I personally love this kiwi lime loaf cake. While I’ve noticed that loaf cakes are often smothered with a sugary glaze (which is also the case with Ina’s cake), I personally think a cake like this one doesn’t need that. It has enough flavor as it is.
It’s still sweet, but doesn’t have an overpowering sugary taste. When baked it is brushed with sweet lime juice which makes the cake beautifully moist and glossy. Thanks to kiwi and limes, it smells absolutely amazing, and so will your kitchen when you make this. You’ll have Spring and sunshine even on a rainy cold day.
I love to eat this cake with a cup of coffee and I think it can be an amazing Spring brunch dessert served with a glass of homemade iced tea. It becomes even a bigger crowd-pleaser if you serve each cake slice on a plate, topped with a big scoop of vanilla ice-cream.
- 350 gr (2 1/4 cups) all purpose flour, sifted
- 2 1/2 teaspoons baking powder
- 1/2 teaspoon salt
- 150 gr (1/2 cup) Greek yogurt
- 3 kiwis (250 gr or 0.5 pound), peeled and pureed
- juice and zest of 1 lime (110 gr or almost 4 oz)
- 235 gr (1 cup) + 4 TBSPs granulated sugar
- 4 eggs
- 1/2 teaspoon vanilla paste
- 120 ml (1/2 cup) sunflower oil
- Lightly grease a loaf pan with oil, line it with parchment paper (at least the bottom) and brush with more oil. Sprinkle with flour, set aside. Preheat the oven to 180 degrees C (350°F) and place a rack in the middle of the oven.
- In a bowl, whisk together the flour, baking powder and salt.
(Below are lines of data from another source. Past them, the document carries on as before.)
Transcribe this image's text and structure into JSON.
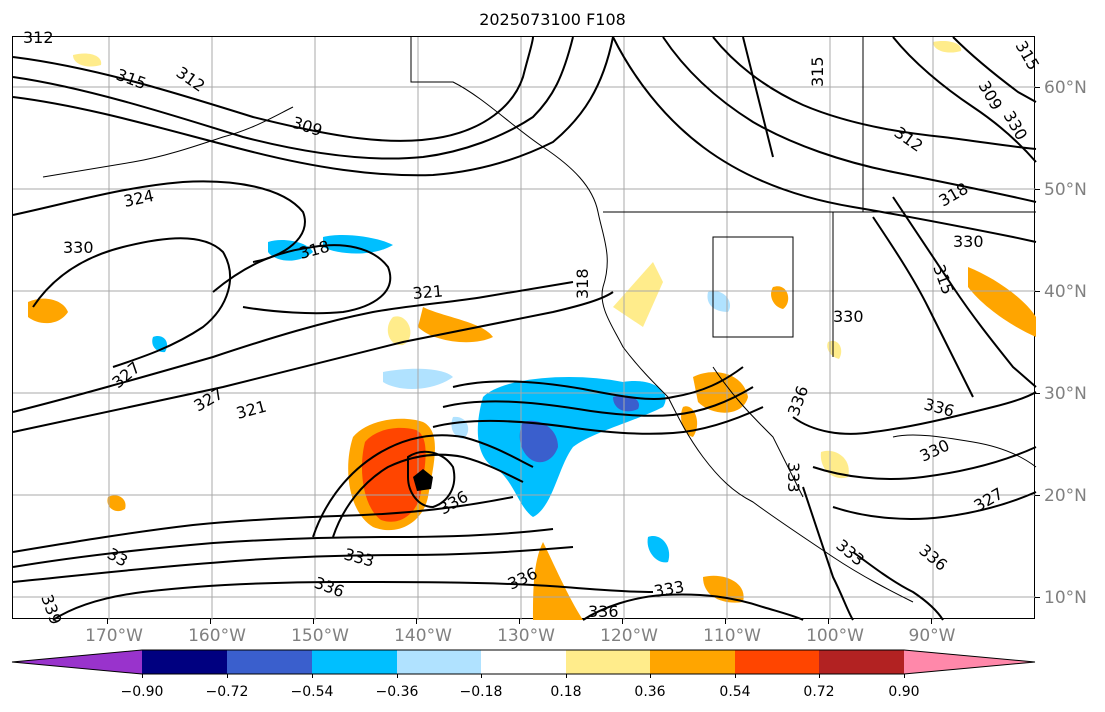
{
  "title": "2025073100 F108",
  "lon_labels": [
    "170°W",
    "160°W",
    "150°W",
    "140°W",
    "130°W",
    "120°W",
    "110°W",
    "100°W",
    "90°W"
  ],
  "lat_labels": [
    "60°N",
    "50°N",
    "40°N",
    "30°N",
    "20°N",
    "10°N"
  ],
  "colorbar": {
    "tick_labels": [
      "−0.90",
      "−0.72",
      "−0.54",
      "−0.36",
      "−0.18",
      "0.18",
      "0.36",
      "0.54",
      "0.72",
      "0.90"
    ],
    "colors": [
      "#9933cc",
      "#000080",
      "#3a5fcd",
      "#00bfff",
      "#b0e2ff",
      "#ffffff",
      "#ffec8b",
      "#ffa500",
      "#ff4500",
      "#b22222",
      "#ff88aa"
    ]
  },
  "contour_labels": [
    "312",
    "315",
    "312",
    "309",
    "324",
    "318",
    "330",
    "321",
    "327",
    "321",
    "327",
    "315",
    "315",
    "312",
    "318",
    "309",
    "315",
    "318",
    "330",
    "336",
    "330",
    "327",
    "336",
    "336",
    "333",
    "336",
    "336",
    "333",
    "336",
    "333",
    "333",
    "336",
    "33",
    "330",
    "330",
    "339"
  ]
}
- In another large bowl, whisk together the yogurt, pureed kiwis, lime zest and granulated sugar. Add eggs one by one, mix until incorporated. Lastly whisk in the vanilla paste.
- Slowly add dry ingredients to wet, whisking gently.
- Fold in the oil with a spatula (do not overmix!).
- Pour batter into the prepared pan and bake for 50-60 minutes, until golden brown in color and a toothpick (or cake tester) inserted in the center of the cake comes out clean.
- Meanwhile prepare the lime juice. In a small saucepan combine 4 tablespoons lime juice (or a mixture of lime juice and water - depends on the amount of juice you get from your lime) and 4 tablespoons of sugar. Cook until the sugar dissolves and the mixture is clear; set aside.
- When the cake is baked let it cool in the pan for 10 minutes.
- Gently transfer the cake to a wire rack (placed over a sheet pan) and pour over the lime juice. Dip a pastry brush in the lime juice that is left in the pan and brush it over the cake, until the top of the cake is soaked.
- Let it cool completely then serve.
You can add more lime zest, if you wish. The same goes for the glaze - I always make it from 4 tablespoons of liquid, usually a mix of lime juice and water - as much as I need to get to the 4 TBSPs. I wouldn't add more than 2 TBSPs of water though, in that case I recommend juicing another lime instead.
How yellow your cake ends up being depends solely on the color of the egg yolks (they can vary from pale yellow to strong orange).
Easiest way to peel a kiwi: slice it in half and scoop the flesh out with a spoon.
Puree the kiwis in a blender. If you don't have it chop them finely with a knife.
This recipe is adapted from Lemon yogurt cake by Ina Garten. Her recipe calls for an additional sugar glaze, but I don't think this cake needs it.